Hao Dong, Guodong Wang, Xinyue Zhang

Published: 01 Jan 2022, Last Modified: 04 Nov 2025ICPR 2022EveryoneRevisionsBibTeXCC BY-SA 4.0

Abstract: Transformers, which are famous for their attention mechanisms, have a strong ability to extract global information. The advantage of CNNs is parameter sharing, which can extract local information well. Both global information and local information are important for pose recognition. However, the existing human pose estimation methods based on Transformers or their variants can not extract the local information of images very well in mid-sized datasets (See [1] for more details).
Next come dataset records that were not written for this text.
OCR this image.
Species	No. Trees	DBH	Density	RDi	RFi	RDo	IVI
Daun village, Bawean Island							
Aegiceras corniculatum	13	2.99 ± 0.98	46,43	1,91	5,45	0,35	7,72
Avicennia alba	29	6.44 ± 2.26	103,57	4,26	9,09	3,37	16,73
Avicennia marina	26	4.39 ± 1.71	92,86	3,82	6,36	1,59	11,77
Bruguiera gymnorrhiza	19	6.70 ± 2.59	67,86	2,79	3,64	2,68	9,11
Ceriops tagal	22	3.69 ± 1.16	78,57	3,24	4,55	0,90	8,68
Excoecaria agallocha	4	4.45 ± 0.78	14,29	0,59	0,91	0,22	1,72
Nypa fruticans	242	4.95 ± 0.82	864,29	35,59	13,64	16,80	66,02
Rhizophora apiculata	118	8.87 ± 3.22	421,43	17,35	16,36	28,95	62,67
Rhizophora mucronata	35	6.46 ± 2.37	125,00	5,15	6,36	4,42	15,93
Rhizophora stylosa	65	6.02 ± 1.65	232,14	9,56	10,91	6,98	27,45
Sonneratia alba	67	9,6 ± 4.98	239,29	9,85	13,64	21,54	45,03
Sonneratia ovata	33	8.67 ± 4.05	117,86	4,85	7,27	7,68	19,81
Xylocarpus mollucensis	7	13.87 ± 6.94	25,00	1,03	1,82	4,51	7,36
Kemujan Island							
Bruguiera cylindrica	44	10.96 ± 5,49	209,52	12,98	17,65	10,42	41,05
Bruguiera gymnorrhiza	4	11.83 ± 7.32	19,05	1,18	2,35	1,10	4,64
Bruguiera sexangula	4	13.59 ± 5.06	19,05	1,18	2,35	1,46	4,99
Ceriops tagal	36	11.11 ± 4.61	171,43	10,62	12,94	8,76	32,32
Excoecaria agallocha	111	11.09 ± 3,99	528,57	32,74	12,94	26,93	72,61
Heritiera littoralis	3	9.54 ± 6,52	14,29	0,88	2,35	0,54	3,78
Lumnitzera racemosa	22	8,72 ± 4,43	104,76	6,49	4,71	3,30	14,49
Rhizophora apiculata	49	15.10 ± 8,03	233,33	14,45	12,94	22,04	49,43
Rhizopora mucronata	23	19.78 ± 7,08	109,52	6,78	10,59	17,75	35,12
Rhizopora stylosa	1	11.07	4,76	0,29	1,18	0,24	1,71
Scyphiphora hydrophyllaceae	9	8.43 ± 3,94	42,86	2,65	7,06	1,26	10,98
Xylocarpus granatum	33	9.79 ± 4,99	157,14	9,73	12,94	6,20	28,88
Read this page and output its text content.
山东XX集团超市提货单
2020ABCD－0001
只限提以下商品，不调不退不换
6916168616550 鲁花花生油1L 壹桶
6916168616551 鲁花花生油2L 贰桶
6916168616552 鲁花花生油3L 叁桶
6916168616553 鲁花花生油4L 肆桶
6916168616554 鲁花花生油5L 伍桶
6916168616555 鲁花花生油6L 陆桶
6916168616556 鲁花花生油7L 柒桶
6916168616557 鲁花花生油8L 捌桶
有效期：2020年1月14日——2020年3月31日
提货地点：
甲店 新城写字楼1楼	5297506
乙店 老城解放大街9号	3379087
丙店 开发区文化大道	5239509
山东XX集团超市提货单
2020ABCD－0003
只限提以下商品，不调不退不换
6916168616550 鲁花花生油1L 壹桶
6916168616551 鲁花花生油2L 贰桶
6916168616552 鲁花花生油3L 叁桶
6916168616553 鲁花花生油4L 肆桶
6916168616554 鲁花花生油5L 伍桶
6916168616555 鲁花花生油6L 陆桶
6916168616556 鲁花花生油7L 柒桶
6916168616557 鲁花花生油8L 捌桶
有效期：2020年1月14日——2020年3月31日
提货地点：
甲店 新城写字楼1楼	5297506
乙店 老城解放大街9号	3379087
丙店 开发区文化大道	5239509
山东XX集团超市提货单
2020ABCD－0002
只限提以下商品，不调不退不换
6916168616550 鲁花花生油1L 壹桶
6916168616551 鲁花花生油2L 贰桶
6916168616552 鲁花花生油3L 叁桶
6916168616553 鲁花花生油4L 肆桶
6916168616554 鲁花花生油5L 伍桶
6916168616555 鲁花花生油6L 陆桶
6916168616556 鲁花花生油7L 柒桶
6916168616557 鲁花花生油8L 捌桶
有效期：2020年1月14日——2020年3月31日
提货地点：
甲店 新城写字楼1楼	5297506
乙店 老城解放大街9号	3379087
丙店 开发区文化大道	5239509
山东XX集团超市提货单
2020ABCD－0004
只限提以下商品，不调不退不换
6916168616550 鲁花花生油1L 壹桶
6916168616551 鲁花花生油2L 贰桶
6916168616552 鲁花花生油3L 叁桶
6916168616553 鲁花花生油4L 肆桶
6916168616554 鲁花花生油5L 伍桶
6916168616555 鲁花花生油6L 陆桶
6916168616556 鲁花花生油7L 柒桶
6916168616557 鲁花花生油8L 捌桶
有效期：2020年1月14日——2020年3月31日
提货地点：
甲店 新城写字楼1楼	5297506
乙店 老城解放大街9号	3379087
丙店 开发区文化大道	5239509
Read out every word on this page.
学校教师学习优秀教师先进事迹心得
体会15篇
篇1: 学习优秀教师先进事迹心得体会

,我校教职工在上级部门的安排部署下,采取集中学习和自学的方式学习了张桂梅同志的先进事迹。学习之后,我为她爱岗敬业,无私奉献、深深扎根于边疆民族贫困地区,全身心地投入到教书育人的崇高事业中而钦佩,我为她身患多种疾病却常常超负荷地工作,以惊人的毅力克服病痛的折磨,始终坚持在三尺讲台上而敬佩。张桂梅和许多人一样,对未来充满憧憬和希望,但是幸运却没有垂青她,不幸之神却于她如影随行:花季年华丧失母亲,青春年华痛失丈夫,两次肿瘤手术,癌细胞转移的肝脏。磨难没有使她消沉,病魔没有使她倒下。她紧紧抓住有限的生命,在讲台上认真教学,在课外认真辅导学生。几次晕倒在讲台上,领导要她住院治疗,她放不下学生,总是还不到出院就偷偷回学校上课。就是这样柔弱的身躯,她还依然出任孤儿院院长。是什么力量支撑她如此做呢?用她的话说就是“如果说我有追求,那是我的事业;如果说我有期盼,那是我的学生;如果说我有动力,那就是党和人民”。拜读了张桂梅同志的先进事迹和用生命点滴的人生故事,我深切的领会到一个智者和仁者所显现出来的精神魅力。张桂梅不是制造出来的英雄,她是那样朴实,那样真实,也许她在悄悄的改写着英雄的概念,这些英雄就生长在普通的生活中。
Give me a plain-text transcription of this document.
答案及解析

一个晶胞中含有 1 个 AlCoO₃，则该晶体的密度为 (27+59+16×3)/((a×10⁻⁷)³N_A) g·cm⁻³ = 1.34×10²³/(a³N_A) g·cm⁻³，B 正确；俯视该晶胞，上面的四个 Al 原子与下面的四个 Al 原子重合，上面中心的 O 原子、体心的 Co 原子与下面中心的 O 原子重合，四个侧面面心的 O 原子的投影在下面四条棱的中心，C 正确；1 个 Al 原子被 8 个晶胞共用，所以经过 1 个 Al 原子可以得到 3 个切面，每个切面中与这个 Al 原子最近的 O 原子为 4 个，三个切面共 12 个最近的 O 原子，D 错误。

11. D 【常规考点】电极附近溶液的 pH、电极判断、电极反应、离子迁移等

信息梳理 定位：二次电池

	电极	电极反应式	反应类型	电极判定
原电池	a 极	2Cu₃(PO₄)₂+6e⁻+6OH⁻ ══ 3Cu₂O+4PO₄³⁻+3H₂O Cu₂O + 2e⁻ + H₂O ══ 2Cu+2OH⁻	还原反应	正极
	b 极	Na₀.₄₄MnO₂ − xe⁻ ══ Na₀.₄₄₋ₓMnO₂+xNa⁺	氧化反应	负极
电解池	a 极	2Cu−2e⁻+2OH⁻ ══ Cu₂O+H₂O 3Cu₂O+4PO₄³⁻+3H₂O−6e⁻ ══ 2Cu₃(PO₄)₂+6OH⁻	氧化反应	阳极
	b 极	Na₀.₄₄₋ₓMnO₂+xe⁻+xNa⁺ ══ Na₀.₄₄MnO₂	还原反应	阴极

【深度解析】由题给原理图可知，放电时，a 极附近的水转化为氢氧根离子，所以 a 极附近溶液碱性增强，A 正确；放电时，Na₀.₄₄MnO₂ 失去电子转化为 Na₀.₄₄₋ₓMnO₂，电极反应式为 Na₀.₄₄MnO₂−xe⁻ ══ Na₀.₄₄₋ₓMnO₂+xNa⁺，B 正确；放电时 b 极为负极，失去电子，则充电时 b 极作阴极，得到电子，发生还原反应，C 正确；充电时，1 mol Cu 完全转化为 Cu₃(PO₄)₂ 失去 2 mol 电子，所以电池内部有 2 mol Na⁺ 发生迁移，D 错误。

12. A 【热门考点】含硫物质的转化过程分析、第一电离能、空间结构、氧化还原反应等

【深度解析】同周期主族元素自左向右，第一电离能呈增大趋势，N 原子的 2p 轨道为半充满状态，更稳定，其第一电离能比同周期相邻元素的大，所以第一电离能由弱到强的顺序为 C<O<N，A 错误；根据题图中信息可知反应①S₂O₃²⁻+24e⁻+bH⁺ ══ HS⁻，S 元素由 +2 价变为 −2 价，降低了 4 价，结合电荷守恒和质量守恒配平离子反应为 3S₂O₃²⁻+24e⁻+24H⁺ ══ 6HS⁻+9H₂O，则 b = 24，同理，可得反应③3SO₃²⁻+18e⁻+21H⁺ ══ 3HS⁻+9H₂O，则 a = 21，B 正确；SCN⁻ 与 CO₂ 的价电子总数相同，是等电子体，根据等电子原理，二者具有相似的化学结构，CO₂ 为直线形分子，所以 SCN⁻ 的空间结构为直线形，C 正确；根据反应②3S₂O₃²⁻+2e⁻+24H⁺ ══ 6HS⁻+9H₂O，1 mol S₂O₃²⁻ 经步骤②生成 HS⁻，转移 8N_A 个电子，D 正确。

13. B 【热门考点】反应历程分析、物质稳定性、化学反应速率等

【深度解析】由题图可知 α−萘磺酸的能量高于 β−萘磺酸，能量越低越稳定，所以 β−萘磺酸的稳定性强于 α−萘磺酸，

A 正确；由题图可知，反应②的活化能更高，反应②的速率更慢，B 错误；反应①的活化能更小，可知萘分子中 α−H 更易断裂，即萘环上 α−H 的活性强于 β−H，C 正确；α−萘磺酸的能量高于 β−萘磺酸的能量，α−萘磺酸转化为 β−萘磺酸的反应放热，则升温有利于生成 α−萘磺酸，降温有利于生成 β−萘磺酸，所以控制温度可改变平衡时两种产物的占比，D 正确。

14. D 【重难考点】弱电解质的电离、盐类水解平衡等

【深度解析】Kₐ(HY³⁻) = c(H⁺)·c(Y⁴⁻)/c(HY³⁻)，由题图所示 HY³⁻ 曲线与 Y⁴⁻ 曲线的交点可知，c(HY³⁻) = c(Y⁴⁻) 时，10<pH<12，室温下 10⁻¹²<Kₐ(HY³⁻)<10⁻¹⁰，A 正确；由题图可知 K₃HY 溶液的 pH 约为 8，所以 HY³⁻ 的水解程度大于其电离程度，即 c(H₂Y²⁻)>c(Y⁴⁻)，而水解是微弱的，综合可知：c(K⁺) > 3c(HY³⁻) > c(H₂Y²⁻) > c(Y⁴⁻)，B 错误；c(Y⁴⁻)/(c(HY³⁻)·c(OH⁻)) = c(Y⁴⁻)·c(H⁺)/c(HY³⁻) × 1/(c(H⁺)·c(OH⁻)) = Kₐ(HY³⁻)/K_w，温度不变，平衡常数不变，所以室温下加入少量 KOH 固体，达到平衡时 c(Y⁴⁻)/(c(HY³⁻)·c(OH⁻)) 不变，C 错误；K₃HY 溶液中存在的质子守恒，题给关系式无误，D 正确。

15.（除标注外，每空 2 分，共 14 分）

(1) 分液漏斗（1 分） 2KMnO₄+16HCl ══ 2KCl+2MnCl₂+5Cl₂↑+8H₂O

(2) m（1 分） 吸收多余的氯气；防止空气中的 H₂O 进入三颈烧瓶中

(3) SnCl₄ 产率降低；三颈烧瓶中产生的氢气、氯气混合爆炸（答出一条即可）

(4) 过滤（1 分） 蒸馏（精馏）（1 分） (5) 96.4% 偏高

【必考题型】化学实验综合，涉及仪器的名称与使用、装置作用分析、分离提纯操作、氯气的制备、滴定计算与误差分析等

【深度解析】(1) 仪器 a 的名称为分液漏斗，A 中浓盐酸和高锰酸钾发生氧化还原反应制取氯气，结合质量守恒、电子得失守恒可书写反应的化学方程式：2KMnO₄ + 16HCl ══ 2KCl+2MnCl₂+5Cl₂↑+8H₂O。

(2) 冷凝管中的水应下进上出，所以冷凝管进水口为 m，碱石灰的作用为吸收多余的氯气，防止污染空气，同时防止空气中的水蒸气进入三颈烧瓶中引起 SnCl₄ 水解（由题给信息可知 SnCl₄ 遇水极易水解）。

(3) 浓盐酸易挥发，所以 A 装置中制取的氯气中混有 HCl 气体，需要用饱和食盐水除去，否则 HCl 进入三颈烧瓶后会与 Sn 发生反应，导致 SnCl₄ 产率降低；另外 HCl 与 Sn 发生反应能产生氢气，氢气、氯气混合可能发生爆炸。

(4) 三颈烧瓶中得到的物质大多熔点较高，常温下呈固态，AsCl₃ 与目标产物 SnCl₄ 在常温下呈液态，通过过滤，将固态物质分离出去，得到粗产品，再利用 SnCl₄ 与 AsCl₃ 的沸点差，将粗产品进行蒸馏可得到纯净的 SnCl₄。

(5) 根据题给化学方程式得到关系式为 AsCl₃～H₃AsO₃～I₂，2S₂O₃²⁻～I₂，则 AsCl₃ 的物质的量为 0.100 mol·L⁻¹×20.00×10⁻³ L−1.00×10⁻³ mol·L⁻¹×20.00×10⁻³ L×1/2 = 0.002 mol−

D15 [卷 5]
Therefore, we propose a novel Transformer framework to solve the problem of human pose estimation, termed ATPose (Aggregation Transformer for Human Pose Estimation): (1) We embed the convolution operations into the decoder of the Transformer to extract the local information. The attention module of Transformer first extracts global information from feature maps, and then the convolution layers perform convolution operations on feature maps to focus on local information. Thus, the Transformer can extract global information and local information at the same time. (2) We introduce the sparse attention mechanism and multi-scale attention mechanism into the Transformer. The sparse attention mechanism allows the feature pixels to only interact with sampled pixels, rather than all pixels, which reduces the computation cost. Multi-scale attention mechanism can calculate attention on feature maps with different resolutions to better extract small target features. (3) The Keypoint Head module is added to the decoder. The Keypoint Head can refine the prediction results of the model, making the predicted coordinates more accurate, and can also guide the training to prevent the model from deviating. The experimental results show ATPose has achieved state-of-the-art performance and become a new baseline in regression-based methods.